Seule concession au groupe écologiste : les sénateurs ont voté un amendement qui ne prend plus la date du 1er janvier 2020 comme un couperet sur les contrats en cours. Elle ne s'appliquerait désormais qu'aux contrats futurs, de manière à laisser le temps aux acheteurs publics de s'adapter.
Les sénateurs ont par ailleurs voté un amendement communiste qui introduit "des actions en faveur du maintien des abattoirs à proximité des élevages". Une proposition contestée par le ministre de l'Agriculture, Stéphane Le Foll, qui se remet tout juste des scandales des deux abattoirs gardois.

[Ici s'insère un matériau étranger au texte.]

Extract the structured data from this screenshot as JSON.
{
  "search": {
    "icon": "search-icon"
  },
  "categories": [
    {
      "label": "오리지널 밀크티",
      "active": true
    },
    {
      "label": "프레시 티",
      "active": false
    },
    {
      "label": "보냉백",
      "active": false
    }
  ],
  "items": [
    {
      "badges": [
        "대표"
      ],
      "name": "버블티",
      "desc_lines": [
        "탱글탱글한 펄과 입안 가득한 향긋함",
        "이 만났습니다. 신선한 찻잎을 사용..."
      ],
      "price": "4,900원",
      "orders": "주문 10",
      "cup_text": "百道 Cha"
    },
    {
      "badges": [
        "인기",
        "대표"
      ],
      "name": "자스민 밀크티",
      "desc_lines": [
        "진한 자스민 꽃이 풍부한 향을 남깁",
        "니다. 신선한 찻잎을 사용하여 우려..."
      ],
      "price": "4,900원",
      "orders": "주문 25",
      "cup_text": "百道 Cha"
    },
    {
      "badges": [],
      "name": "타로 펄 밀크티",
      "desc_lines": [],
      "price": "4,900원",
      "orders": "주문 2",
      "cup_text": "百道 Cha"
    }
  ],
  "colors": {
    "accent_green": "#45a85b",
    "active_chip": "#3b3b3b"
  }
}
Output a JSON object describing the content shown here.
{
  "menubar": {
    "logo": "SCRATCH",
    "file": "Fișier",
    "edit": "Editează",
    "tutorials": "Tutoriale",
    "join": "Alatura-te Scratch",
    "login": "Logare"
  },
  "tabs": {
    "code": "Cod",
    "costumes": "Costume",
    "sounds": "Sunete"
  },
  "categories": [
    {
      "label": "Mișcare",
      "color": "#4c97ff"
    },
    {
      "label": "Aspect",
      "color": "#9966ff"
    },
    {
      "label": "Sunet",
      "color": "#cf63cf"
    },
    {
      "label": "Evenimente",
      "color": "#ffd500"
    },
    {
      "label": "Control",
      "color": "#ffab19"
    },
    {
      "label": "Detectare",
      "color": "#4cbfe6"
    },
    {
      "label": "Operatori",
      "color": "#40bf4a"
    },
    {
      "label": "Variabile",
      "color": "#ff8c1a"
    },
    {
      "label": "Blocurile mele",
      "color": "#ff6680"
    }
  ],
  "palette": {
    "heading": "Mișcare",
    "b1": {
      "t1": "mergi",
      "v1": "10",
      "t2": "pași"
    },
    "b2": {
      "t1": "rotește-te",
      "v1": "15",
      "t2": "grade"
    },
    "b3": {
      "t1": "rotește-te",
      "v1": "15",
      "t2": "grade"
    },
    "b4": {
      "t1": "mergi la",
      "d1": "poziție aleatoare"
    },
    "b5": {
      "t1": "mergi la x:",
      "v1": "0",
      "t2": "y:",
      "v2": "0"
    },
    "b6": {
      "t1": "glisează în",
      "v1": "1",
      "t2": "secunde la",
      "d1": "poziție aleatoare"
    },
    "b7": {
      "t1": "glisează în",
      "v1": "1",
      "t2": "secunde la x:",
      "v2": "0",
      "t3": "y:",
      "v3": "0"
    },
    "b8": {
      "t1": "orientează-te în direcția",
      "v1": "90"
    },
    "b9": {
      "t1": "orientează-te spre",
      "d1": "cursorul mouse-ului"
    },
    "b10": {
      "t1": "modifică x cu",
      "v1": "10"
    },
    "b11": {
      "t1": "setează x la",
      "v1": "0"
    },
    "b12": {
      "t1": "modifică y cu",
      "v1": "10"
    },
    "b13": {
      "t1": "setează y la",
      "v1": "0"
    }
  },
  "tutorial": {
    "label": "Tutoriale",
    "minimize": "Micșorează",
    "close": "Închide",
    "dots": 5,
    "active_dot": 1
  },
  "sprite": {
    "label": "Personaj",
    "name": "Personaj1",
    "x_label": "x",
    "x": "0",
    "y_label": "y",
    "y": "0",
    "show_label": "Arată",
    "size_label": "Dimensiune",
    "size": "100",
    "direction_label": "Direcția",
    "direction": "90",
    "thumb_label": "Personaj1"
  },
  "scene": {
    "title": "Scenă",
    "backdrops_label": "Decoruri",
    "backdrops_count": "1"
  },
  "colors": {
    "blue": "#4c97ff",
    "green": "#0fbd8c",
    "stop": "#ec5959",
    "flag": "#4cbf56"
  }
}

Pour accroître la part des produits locaux et bio dans les marchés de restauration collective, le ministre veut croire à la pédagogie. Il a rappelé les mesures de sensibilisation prises depuis 2014, avec l'élaboration de plusieurs guides. Lors du dernier salon de l'agriculture, il a annoncé qu'une boîte à outils serait fournie aux élus à l'été 2016. Elle comprendra notamment les trois guides sur l'approvisionnement local, les plateformes collectives et les soutiens financiers mobilisables, des fiches pédagogiques et des modules de formation.